Quantitative PCR analysis confirmed the differential expression of Casp9 and Dusp7. The Rho family GTPase Rac1 has been implicated in the control of the p38 MAPK signaling pathway by controlling b1 integrin. As shown in humans, dominant negative Rac1 completely inhibits b1 integrin induced p38 MAPK acti vation, whereas wild type Rac1 overexpression causes a slight increase in b1 integrin induced p38 MAPK activa tion. Dual specificity phosphatases including Dusp7 are a subset of protein tyrosine phosphatases, many of which dephosphorylate threonine and tyrosine residues on MAPKs and hence are also referred to as MAPK phosphatases. The regulated expression and activity of DUSP family members in different cells and tissues control MAPK intensity and duration to deter mine the type of physiological response.

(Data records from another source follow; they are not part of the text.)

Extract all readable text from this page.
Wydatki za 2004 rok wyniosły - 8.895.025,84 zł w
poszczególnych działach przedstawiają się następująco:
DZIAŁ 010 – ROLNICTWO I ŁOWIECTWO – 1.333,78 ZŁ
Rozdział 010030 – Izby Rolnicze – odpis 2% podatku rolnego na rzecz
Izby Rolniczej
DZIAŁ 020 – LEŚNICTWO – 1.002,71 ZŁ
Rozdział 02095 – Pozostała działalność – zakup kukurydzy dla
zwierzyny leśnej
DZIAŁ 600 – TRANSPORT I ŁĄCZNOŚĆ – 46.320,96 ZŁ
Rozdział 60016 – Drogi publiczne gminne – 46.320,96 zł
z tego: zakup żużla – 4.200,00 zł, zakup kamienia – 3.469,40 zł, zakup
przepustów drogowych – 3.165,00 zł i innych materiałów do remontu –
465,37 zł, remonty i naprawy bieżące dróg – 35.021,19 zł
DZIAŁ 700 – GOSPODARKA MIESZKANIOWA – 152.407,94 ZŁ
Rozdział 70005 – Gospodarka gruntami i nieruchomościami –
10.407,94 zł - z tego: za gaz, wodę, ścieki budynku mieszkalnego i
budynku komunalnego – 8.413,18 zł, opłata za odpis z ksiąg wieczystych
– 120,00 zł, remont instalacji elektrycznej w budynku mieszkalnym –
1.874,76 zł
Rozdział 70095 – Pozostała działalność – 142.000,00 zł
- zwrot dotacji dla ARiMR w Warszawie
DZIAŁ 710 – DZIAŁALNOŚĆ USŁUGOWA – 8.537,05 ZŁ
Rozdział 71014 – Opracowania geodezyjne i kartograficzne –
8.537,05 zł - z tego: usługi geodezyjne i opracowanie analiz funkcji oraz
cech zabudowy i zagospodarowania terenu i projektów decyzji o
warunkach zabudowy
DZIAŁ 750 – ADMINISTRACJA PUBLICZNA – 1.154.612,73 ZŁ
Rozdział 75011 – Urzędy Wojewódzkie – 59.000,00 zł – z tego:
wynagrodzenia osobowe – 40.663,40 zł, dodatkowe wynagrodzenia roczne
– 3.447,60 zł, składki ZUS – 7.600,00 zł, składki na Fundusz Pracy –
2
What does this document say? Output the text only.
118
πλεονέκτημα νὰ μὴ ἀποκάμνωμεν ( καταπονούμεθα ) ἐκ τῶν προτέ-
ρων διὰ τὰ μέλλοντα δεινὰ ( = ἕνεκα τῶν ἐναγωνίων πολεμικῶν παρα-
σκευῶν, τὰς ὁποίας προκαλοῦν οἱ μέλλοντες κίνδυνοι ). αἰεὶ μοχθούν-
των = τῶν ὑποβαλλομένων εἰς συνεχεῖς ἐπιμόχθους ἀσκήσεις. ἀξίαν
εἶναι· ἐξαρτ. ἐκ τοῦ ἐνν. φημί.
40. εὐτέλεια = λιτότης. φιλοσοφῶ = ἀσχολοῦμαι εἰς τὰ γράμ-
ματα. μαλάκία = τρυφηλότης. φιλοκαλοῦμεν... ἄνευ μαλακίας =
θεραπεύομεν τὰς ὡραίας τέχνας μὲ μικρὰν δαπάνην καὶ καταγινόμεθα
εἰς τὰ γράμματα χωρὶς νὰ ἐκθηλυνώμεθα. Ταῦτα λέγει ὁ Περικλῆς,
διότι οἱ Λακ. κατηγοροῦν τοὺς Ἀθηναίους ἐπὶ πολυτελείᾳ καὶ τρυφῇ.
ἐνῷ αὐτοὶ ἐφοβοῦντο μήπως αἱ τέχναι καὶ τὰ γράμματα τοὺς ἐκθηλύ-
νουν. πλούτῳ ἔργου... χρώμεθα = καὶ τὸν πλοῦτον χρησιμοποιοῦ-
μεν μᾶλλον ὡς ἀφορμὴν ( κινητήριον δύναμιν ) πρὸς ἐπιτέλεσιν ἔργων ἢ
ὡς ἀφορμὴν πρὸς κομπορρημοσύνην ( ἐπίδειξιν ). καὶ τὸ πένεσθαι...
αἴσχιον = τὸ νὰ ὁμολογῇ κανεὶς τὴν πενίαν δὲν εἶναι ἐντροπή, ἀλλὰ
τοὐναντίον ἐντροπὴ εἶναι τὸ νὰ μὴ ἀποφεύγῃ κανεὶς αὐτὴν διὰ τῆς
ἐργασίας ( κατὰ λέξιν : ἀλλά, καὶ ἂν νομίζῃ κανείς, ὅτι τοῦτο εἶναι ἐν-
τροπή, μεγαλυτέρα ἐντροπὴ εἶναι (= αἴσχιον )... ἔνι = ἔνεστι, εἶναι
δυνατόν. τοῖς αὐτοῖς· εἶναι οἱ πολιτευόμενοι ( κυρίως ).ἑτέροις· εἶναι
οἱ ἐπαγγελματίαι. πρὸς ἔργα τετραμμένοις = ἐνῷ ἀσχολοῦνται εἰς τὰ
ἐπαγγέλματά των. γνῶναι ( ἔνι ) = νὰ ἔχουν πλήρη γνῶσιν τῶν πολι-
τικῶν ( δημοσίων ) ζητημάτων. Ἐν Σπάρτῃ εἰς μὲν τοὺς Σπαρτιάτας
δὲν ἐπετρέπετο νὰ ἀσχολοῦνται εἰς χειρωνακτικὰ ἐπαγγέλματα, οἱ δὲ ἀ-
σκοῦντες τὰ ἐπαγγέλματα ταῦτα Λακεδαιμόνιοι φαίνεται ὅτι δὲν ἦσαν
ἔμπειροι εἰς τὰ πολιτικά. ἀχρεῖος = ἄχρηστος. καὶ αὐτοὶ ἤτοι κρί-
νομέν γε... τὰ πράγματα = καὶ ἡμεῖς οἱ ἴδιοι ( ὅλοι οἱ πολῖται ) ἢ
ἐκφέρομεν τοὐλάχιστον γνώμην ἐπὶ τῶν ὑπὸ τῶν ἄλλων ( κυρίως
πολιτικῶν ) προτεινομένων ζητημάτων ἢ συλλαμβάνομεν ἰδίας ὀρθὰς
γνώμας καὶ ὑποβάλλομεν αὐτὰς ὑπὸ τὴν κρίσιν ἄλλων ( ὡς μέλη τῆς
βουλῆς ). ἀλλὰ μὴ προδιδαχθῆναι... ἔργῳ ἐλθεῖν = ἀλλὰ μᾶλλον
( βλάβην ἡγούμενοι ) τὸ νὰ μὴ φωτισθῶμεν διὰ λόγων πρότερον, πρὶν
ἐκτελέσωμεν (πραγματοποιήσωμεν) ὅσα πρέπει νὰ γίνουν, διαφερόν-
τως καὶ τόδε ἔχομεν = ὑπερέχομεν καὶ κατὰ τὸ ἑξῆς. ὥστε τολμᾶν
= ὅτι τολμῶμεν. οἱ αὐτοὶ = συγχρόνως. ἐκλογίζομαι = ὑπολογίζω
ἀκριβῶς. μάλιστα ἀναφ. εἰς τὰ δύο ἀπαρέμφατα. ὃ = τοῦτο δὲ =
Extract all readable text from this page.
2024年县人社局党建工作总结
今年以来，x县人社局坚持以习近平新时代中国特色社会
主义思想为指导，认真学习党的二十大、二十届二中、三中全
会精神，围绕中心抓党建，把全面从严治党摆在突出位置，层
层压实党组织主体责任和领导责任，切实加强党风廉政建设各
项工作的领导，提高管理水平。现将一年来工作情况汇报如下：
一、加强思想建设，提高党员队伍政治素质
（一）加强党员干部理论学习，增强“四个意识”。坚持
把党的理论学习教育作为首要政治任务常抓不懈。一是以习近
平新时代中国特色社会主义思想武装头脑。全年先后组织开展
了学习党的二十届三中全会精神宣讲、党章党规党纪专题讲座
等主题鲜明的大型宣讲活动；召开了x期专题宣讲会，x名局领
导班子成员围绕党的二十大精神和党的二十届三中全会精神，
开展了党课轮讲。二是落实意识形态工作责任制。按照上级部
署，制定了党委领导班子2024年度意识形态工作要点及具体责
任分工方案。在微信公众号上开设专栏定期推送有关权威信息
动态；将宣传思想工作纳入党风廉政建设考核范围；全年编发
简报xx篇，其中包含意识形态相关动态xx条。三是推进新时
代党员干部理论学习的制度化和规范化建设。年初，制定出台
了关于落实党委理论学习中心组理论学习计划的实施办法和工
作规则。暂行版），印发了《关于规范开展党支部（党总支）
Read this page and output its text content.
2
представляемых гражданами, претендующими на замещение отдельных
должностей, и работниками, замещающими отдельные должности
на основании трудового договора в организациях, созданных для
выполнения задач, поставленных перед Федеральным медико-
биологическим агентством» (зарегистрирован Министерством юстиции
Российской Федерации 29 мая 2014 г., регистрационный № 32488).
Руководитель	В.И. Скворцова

There fore, the identified changes in gene expression in the large yellow croaker may facilitate the activation of the MAPK pathway and protect hosts against A. hydrophila infection. Adaptive immunity is the process that leads to specific host resistance to infection. T cells orchestrate responses against such foreign pathogens as viruses and bacteria. TCR and its downstream signaling cascades play a key role in these events. Here, we identified TCR pathway related genes that were downregulated at 24 h after A. hydrophila infection. This complex process is shown in Figure 4, and genes expressed differentially are listed in Additional file 7, Table S7.
Lyn, Itk, Was, Ptpn6, and Jun expression was downregulated, implying that the TCR signaling pathway may be suppressed in the early period following bacterial infection. Stu dies have shown that a fine balance exists between a positive signal that initiates TCR cascade Dacomitinib and a negative signal that controls the threshold, extent, and termina tion of TCR activation. Several protein tyrosine phosphatases have been shown to function as negative regulators of the TCR signaling pathway by dephosphorylating activated signaling molecules. Here, expression of Ptpn6, a member of the PTP family, was downregulated, suggesting that although the TCR signaling pathway was suppressed by A.